The first day of this celebration was Samba Dancing Night, held in the Campus Center Ballroom. Professional dancers from the company Tropidanza Entertainment did 10 numbers and began instructing the crowd with mini-lessons to help create engagement.
“I was surprised of how many people showed up, both Hispanic and non-Hispanic,” junior LSF vice president Maritza Ramirez said.
The second day of the celebration was movie night, where they showed the movie “Walkout.” It is based on a true story of the 1968 East Los Angeles school walkouts.
“We wanted to show an educated movie about Latinos, and what better way than showing something that really happened less than 20 years before most of us were even born,” Ramirez said.
The next day was game night, which consisted of various games such as Loteria and pin the donkey, games well-known by the Latino community. Later in the night dances were taught such as the famous Caballlo Dorado and Payaso de Rodeo. These various dances are what you can call the Latino electric slide.
The biggest day of all, however, was the fourth day of Raices Latina Week.
The Latino Heritage Fiesta took place on in Sneaky Park.
Booths with flags and colorful cultural blankets filled the area with bright colors and showed the diversity in Hispanic cultures. Food, drinks and churros were given out to the first 50 commuters.
A mariachi band entertained people while they ate and interacted with one another. The ensemble encouraged requests from the audience and played songs for them.
“I like this environment, it’s a lot of fun,” sophmore international business major Roger Serrano said. “I’m from Mexico and I can definitely relate to the mariachi. It brings me back to my roots.”
The week of LSF’s festivities concluded with a Taco and Trivia Night to celebrate everything that had happened during the week.

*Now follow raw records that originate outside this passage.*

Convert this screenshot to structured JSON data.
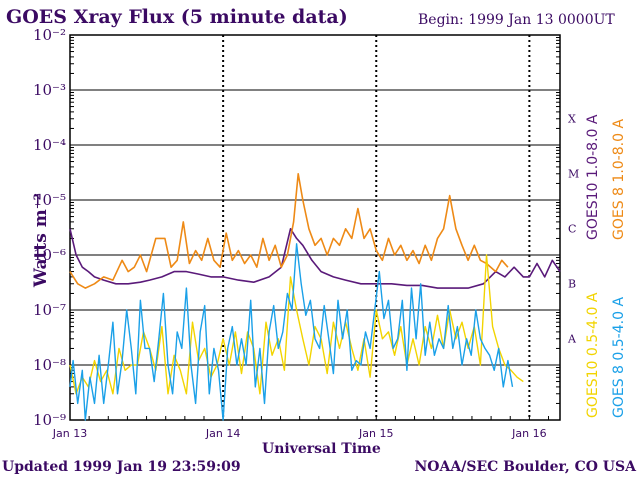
{
  "chart_data": {
    "type": "line",
    "title": "GOES Xray Flux (5 minute data)",
    "begin_label": "Begin: 1999 Jan 13 0000UT",
    "ylabel": "Watts m⁻²",
    "xlabel": "Universal Time",
    "y_scale": "log",
    "ylim": [
      1e-09,
      0.01
    ],
    "xlim": [
      0,
      3.2
    ],
    "y_ticks": [
      {
        "value": 1e-09,
        "label": "10⁻⁹"
      },
      {
        "value": 1e-08,
        "label": "10⁻⁸"
      },
      {
        "value": 1e-07,
        "label": "10⁻⁷"
      },
      {
        "value": 1e-06,
        "label": "10⁻⁶"
      },
      {
        "value": 1e-05,
        "label": "10⁻⁵"
      },
      {
        "value": 0.0001,
        "label": "10⁻⁴"
      },
      {
        "value": 0.001,
        "label": "10⁻³"
      },
      {
        "value": 0.01,
        "label": "10⁻²"
      }
    ],
    "x_ticks": [
      {
        "value": 0,
        "label": "Jan 13"
      },
      {
        "value": 1,
        "label": "Jan 14"
      },
      {
        "value": 2,
        "label": "Jan 15"
      },
      {
        "value": 3,
        "label": "Jan 16"
      }
    ],
    "flare_classes": [
      {
        "value": 0.0001,
        "label": "X"
      },
      {
        "value": 1e-05,
        "label": "M"
      },
      {
        "value": 1e-06,
        "label": "C"
      },
      {
        "value": 1e-07,
        "label": "B"
      },
      {
        "value": 1e-08,
        "label": "A"
      }
    ],
    "grid": true,
    "series": [
      {
        "name": "GOES10 1.0-8.0 A",
        "color": "#5a1a7a",
        "x": [
          0,
          0.04,
          0.08,
          0.12,
          0.16,
          0.22,
          0.3,
          0.38,
          0.46,
          0.52,
          0.6,
          0.68,
          0.76,
          0.84,
          0.92,
          1.0,
          1.1,
          1.2,
          1.3,
          1.38,
          1.44,
          1.48,
          1.52,
          1.58,
          1.64,
          1.72,
          1.8,
          1.9,
          2.0,
          2.1,
          2.2,
          2.3,
          2.4,
          2.5,
          2.6,
          2.7,
          2.78,
          2.84,
          2.9,
          2.96,
          3.0,
          3.05,
          3.1,
          3.15,
          3.2
        ],
        "y": [
          3e-06,
          1e-06,
          6e-07,
          5e-07,
          4e-07,
          3.5e-07,
          3e-07,
          3e-07,
          3.2e-07,
          3.5e-07,
          4e-07,
          5e-07,
          5e-07,
          4.5e-07,
          4e-07,
          4e-07,
          3.5e-07,
          3.2e-07,
          4e-07,
          6e-07,
          3e-06,
          2e-06,
          1.5e-06,
          8e-07,
          5e-07,
          4e-07,
          3.5e-07,
          3e-07,
          3e-07,
          3e-07,
          2.8e-07,
          2.8e-07,
          2.5e-07,
          2.5e-07,
          2.5e-07,
          3e-07,
          5e-07,
          4e-07,
          6e-07,
          4e-07,
          4e-07,
          7e-07,
          4e-07,
          8e-07,
          5e-07
        ]
      },
      {
        "name": "GOES 8 1.0-8.0 A",
        "color": "#ee8a16",
        "x": [
          0,
          0.05,
          0.1,
          0.16,
          0.22,
          0.28,
          0.34,
          0.38,
          0.42,
          0.46,
          0.5,
          0.56,
          0.62,
          0.66,
          0.7,
          0.74,
          0.78,
          0.82,
          0.86,
          0.9,
          0.94,
          0.98,
          1.02,
          1.06,
          1.1,
          1.14,
          1.18,
          1.22,
          1.26,
          1.3,
          1.34,
          1.38,
          1.42,
          1.46,
          1.49,
          1.52,
          1.56,
          1.6,
          1.64,
          1.68,
          1.72,
          1.76,
          1.8,
          1.84,
          1.88,
          1.92,
          1.96,
          2.0,
          2.04,
          2.08,
          2.12,
          2.16,
          2.2,
          2.24,
          2.28,
          2.32,
          2.36,
          2.4,
          2.44,
          2.48,
          2.52,
          2.56,
          2.6,
          2.64,
          2.68,
          2.72,
          2.78,
          2.82,
          2.86
        ],
        "y": [
          5e-07,
          3e-07,
          2.5e-07,
          3e-07,
          4e-07,
          3.5e-07,
          8e-07,
          5e-07,
          6e-07,
          1e-06,
          5e-07,
          2e-06,
          2e-06,
          6e-07,
          8e-07,
          4e-06,
          7e-07,
          1.2e-06,
          8e-07,
          2e-06,
          8e-07,
          6e-07,
          2.5e-06,
          8e-07,
          1.2e-06,
          7e-07,
          1e-06,
          6e-07,
          2e-06,
          8e-07,
          1.5e-06,
          6e-07,
          1e-06,
          4e-06,
          3e-05,
          1e-05,
          3e-06,
          1.5e-06,
          2e-06,
          1e-06,
          2e-06,
          1.5e-06,
          3e-06,
          2e-06,
          7e-06,
          2e-06,
          3e-06,
          1.2e-06,
          8e-07,
          2e-06,
          1e-06,
          1.5e-06,
          8e-07,
          1.2e-06,
          7e-07,
          1.5e-06,
          8e-07,
          2e-06,
          3e-06,
          1.2e-05,
          3e-06,
          1.5e-06,
          8e-07,
          1.5e-06,
          8e-07,
          7e-07,
          5e-07,
          8e-07,
          6e-07
        ]
      },
      {
        "name": "GOES10 0.5-4.0 A",
        "color": "#f2d400",
        "x": [
          0,
          0.04,
          0.08,
          0.12,
          0.16,
          0.2,
          0.24,
          0.28,
          0.32,
          0.36,
          0.4,
          0.44,
          0.48,
          0.52,
          0.56,
          0.6,
          0.64,
          0.68,
          0.72,
          0.76,
          0.8,
          0.84,
          0.88,
          0.92,
          0.96,
          1.0,
          1.04,
          1.08,
          1.12,
          1.16,
          1.2,
          1.24,
          1.28,
          1.32,
          1.36,
          1.4,
          1.44,
          1.48,
          1.52,
          1.56,
          1.6,
          1.64,
          1.68,
          1.72,
          1.76,
          1.8,
          1.84,
          1.88,
          1.92,
          1.96,
          2.0,
          2.04,
          2.08,
          2.12,
          2.16,
          2.2,
          2.24,
          2.28,
          2.32,
          2.36,
          2.4,
          2.44,
          2.48,
          2.52,
          2.56,
          2.6,
          2.64,
          2.68,
          2.72,
          2.76,
          2.8,
          2.84,
          2.88,
          2.92,
          2.96
        ],
        "y": [
          1e-08,
          3e-09,
          6e-09,
          4e-09,
          1.2e-08,
          5e-09,
          8e-09,
          3e-09,
          2e-08,
          8e-09,
          1e-08,
          1e-08,
          4e-08,
          2e-08,
          8e-09,
          5e-08,
          3e-09,
          1.5e-08,
          8e-09,
          3e-09,
          6e-08,
          1.2e-08,
          2e-08,
          6e-09,
          1e-08,
          3e-08,
          1e-08,
          4e-08,
          7e-09,
          4e-08,
          2e-08,
          3e-09,
          6e-08,
          1.5e-08,
          3e-08,
          8e-09,
          4e-07,
          1e-07,
          3e-08,
          1e-08,
          5e-08,
          3e-08,
          7e-09,
          6e-08,
          2e-08,
          6e-08,
          2e-08,
          8e-09,
          3e-08,
          6e-09,
          1e-07,
          3e-08,
          4e-08,
          1.5e-08,
          5e-08,
          1e-08,
          3e-08,
          1e-08,
          5e-08,
          2e-08,
          8e-08,
          2e-08,
          1e-07,
          3e-08,
          6e-08,
          2e-08,
          5e-08,
          1e-08,
          1e-06,
          5e-08,
          2e-08,
          1e-08,
          8e-09,
          6e-09,
          5e-09
        ]
      },
      {
        "name": "GOES 8 0.5-4.0 A",
        "color": "#1aa0e8",
        "x": [
          0,
          0.02,
          0.05,
          0.08,
          0.1,
          0.13,
          0.16,
          0.19,
          0.22,
          0.25,
          0.28,
          0.31,
          0.34,
          0.37,
          0.4,
          0.43,
          0.46,
          0.49,
          0.52,
          0.55,
          0.58,
          0.61,
          0.64,
          0.67,
          0.7,
          0.73,
          0.76,
          0.79,
          0.82,
          0.85,
          0.88,
          0.91,
          0.94,
          0.97,
          1.0,
          1.03,
          1.06,
          1.09,
          1.12,
          1.15,
          1.18,
          1.21,
          1.24,
          1.27,
          1.3,
          1.33,
          1.36,
          1.39,
          1.42,
          1.45,
          1.48,
          1.51,
          1.54,
          1.57,
          1.6,
          1.63,
          1.66,
          1.69,
          1.72,
          1.75,
          1.78,
          1.81,
          1.84,
          1.87,
          1.9,
          1.93,
          1.96,
          1.99,
          2.02,
          2.05,
          2.08,
          2.11,
          2.14,
          2.17,
          2.2,
          2.23,
          2.26,
          2.29,
          2.32,
          2.35,
          2.38,
          2.41,
          2.44,
          2.47,
          2.5,
          2.53,
          2.56,
          2.59,
          2.62,
          2.65,
          2.68,
          2.71,
          2.74,
          2.77,
          2.8,
          2.83,
          2.86,
          2.89
        ],
        "y": [
          4e-09,
          1.2e-08,
          2e-09,
          8e-09,
          1e-09,
          6e-09,
          2e-09,
          1.5e-08,
          2e-09,
          1e-08,
          6e-08,
          3e-09,
          1.2e-08,
          1e-07,
          2e-08,
          3e-09,
          1.5e-07,
          2e-08,
          2e-08,
          5e-09,
          3e-08,
          2e-07,
          1e-08,
          3e-09,
          4e-08,
          2e-08,
          2.5e-07,
          1e-08,
          2e-09,
          4e-08,
          1.2e-07,
          3e-09,
          2e-08,
          8e-09,
          1e-09,
          2e-08,
          5e-08,
          1e-08,
          3e-08,
          1e-08,
          1.5e-07,
          4e-09,
          2e-08,
          2e-09,
          4e-08,
          1.2e-07,
          2e-08,
          4e-08,
          2e-07,
          1e-07,
          1.6e-06,
          3e-07,
          8e-08,
          1.5e-07,
          3e-08,
          2e-08,
          1.2e-07,
          3e-08,
          7e-09,
          1.5e-07,
          3e-08,
          1e-07,
          8e-09,
          1.2e-08,
          1e-08,
          4e-08,
          2e-08,
          1e-07,
          5e-07,
          7e-08,
          1.5e-07,
          2e-08,
          3e-08,
          1.5e-07,
          8e-09,
          2.5e-07,
          3e-08,
          3e-07,
          1.5e-08,
          6e-08,
          1.5e-08,
          3e-08,
          2e-08,
          1.2e-07,
          2e-08,
          5e-08,
          1e-08,
          3e-08,
          1.5e-08,
          1e-07,
          3e-08,
          2e-08,
          1.5e-08,
          8e-09,
          2e-08,
          4e-09,
          1.2e-08,
          4e-09
        ]
      }
    ]
  },
  "footer": {
    "updated": "Updated 1999 Jan 19 23:59:09",
    "credit": "NOAA/SEC Boulder, CO USA"
  }
}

A little of everything was incorporated into this day.
Participants practiced the different dances that had been taught, played games, ate food and brought the diversity of cultures together.
More than 150 tacos were provided by Candelaria, a restaurant located in Pomona.

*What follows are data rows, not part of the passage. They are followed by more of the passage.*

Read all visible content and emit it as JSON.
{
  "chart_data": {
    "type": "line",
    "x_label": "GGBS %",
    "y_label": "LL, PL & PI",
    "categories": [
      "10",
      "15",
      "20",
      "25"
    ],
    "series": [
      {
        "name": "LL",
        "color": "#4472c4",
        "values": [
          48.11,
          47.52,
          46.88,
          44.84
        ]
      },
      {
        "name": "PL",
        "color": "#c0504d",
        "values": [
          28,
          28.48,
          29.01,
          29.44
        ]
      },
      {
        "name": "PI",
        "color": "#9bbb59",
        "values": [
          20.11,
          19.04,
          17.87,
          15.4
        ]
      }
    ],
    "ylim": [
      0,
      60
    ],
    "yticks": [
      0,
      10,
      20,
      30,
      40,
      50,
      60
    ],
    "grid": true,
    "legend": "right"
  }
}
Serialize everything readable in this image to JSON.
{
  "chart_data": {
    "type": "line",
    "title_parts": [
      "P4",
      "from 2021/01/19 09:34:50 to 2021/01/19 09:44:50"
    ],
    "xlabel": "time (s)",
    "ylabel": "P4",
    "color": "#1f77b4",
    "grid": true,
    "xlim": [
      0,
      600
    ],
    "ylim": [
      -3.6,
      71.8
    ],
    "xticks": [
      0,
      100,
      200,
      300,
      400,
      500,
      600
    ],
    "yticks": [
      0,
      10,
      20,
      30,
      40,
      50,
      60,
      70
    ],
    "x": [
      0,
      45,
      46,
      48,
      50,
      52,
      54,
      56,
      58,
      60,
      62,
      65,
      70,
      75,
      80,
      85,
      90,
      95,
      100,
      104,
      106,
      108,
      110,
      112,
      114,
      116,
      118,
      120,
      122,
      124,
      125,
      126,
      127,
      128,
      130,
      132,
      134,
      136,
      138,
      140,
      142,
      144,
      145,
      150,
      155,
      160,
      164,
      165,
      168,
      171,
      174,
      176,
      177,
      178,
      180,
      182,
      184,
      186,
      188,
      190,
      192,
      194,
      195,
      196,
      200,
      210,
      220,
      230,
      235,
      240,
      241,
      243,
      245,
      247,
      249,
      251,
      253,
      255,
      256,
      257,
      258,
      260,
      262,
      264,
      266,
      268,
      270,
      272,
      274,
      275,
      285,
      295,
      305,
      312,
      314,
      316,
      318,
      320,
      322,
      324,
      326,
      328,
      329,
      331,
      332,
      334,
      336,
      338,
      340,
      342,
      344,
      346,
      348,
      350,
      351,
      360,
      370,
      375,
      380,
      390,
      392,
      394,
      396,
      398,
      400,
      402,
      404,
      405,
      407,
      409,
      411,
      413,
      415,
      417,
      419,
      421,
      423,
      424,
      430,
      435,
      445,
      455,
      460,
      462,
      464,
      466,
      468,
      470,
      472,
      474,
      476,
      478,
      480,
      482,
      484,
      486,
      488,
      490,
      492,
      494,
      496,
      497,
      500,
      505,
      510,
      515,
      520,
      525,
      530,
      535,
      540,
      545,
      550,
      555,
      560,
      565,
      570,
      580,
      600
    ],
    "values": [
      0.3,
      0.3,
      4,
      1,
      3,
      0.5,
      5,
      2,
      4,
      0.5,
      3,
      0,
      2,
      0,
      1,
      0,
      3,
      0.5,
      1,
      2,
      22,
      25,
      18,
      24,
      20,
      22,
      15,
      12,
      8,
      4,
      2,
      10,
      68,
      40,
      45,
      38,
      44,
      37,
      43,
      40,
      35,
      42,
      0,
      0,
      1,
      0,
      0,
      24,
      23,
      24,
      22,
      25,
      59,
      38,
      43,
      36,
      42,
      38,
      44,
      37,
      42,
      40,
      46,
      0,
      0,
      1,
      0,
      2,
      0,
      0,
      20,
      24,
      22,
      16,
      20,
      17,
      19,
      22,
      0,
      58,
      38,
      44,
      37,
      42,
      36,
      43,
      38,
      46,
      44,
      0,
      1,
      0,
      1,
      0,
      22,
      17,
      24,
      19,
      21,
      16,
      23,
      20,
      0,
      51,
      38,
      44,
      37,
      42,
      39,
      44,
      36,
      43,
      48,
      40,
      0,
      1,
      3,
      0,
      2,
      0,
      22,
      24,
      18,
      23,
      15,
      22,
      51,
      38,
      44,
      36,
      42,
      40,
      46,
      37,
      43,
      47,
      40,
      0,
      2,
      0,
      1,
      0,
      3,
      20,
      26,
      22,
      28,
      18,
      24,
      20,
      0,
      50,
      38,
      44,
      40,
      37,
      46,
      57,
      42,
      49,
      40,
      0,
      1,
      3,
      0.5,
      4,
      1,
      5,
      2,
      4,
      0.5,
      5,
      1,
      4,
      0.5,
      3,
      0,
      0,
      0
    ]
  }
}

“I think it is very important to share various cultures and embrace them,” President Stephen Morgan said.
“I encourage the community to mix, meet people and learn about all the different cultures here at our University,” he said.
“Latinos are still a minority. We want to be known,. We are just proud to be Latino and show the good things we do,” Ramirez said.
In October, LSF will volunteer at the Hollywood Forever Cemetery for its 10th anniversary. LSF will also be making an altar for Dia de los Muertos on Oct. 28.